Europa aprova mudanças

Debate to ease fair value accounting intensifies

Hughes, Jennifer

16 October 2008

Financial Times – Asia Ed1 – 17

It will ease the strain on banks’ balance sheets, won’t cost the taxpayer a penny and is quick and relatively painless, apart from a handful of upset accountants.

The answer: relax fair value accounting, where companies have to mark most of their financial holdings to market prices.

Throughout the credit crunch this debate has grown, spilling over from academia into the banking world. In the current convulsions it has stepped up a gear and gone political.

Roughly, the debate lines up banks alongside politicians, particularly French and Italian, calling for some easing of fair value. On the other side are most regulators, accountants and investors. Gordon Brown, the UK prime minister, is also in this category.

Yesterday, the reformers got at least some of what they wanted, with the European Union poised to ratify changes made by the International Accounting Standards Board designed to even up its standards with US GAAP (generally accepted accounting principles) and in effect constituting an easing of its rules. Those who want the changes claim that fair value has undermined banks’ balance sheets by forcing them to report assets at current weak market prices even though the banks have no intention of selling them and in fact expect values to recover. Supporters of fair value claim that a balance sheet should simply reflect current economic reality, however nasty that is.

This week’s alterations will allow some more reclassification of assets from fair value to “held to maturity”, a category where gains are spread steadily over the lifetime of the asset and values are only written down if they are permanently impaired. But the banking lobby does not yet seem satisfied. Groups in both Europe and the US have smelled blood and are pushing for even more.

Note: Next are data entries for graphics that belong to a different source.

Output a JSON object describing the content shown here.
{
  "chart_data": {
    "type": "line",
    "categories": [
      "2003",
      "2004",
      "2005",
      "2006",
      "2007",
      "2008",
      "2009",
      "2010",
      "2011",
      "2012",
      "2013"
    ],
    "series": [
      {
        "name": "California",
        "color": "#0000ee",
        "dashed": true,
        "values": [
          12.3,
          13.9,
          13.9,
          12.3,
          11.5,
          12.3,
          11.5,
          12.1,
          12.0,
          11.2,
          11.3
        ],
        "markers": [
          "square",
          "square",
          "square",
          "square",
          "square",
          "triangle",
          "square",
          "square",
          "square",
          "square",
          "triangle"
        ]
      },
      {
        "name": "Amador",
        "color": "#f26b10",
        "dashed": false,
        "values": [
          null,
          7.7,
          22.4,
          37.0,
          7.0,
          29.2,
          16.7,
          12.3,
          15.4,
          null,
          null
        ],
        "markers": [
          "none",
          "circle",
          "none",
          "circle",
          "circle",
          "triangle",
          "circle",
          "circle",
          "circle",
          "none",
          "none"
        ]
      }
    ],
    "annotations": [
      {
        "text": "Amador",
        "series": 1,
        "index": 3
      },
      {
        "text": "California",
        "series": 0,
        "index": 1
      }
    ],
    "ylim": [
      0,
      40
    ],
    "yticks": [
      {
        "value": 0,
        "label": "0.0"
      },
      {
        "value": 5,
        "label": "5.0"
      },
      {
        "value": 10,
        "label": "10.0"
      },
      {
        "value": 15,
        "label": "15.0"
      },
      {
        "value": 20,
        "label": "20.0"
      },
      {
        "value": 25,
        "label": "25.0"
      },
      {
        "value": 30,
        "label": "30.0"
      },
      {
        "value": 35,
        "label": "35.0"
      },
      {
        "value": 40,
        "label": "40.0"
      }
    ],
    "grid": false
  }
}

European industry lobbying for the changes made this week was fierce, with hints that politicians should end the IASB’s power in favour of some regional body.

In the US, the American Bankers Association called on the Securities and Exchange Commission to overrule the US accounting standards setter, claiming that the group “still refuses to recognise the realities of the current situation” and describing the current markets as “distressed”.

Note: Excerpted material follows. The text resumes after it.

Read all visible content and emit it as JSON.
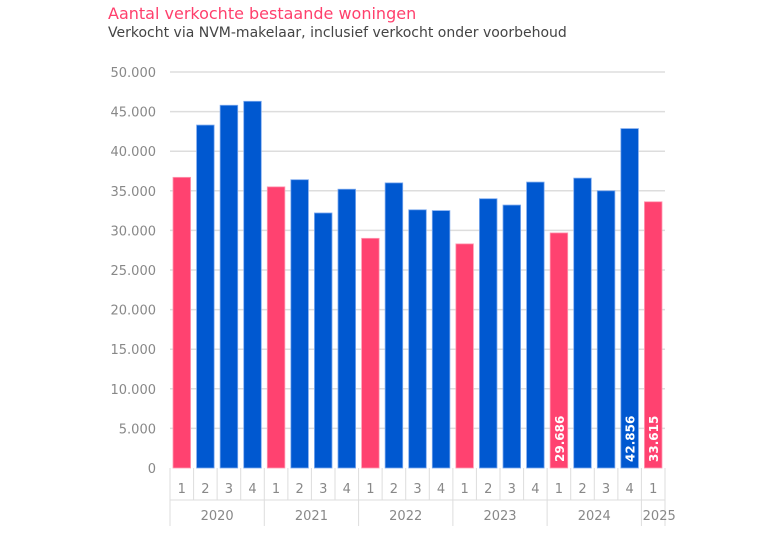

What we have here is a number of banks protesting because they do not like the answer. Both US and international accounting standards already include leeway for illiquid markets and allow for the use of other factors beside current market price.

This very issue was addressed by the IASB last month, when an expert advisory panel produced guidance on valuations in illiquid markets with reference to the credit crunch. However, the group, which included big banks and insurers alongside auditors and regulators, produced a definition of “distressed” or “firesale” which is so narrow as to almost never apply.

So, for “distressed” in banking lobby parlance read “depressed” markets and be wary of their misuse of technical terms. No-one can disagree the latter is true, but it doesn’t have the same get-out-of-jail-free status with the auditors as “distressed”.

The banking lobby is also confusing the role of accounts. These should simply be a true and fair record of management’s stewardship of the business. How the owners, regulators and tax authorities that read accounts choose to interpret them is their choice. Complaining about what the accounts show, when we’re talking about a system supported by such users of accounts as investors and regulators, is akin to blaming a torch for shining a light on the mess in your cupboard.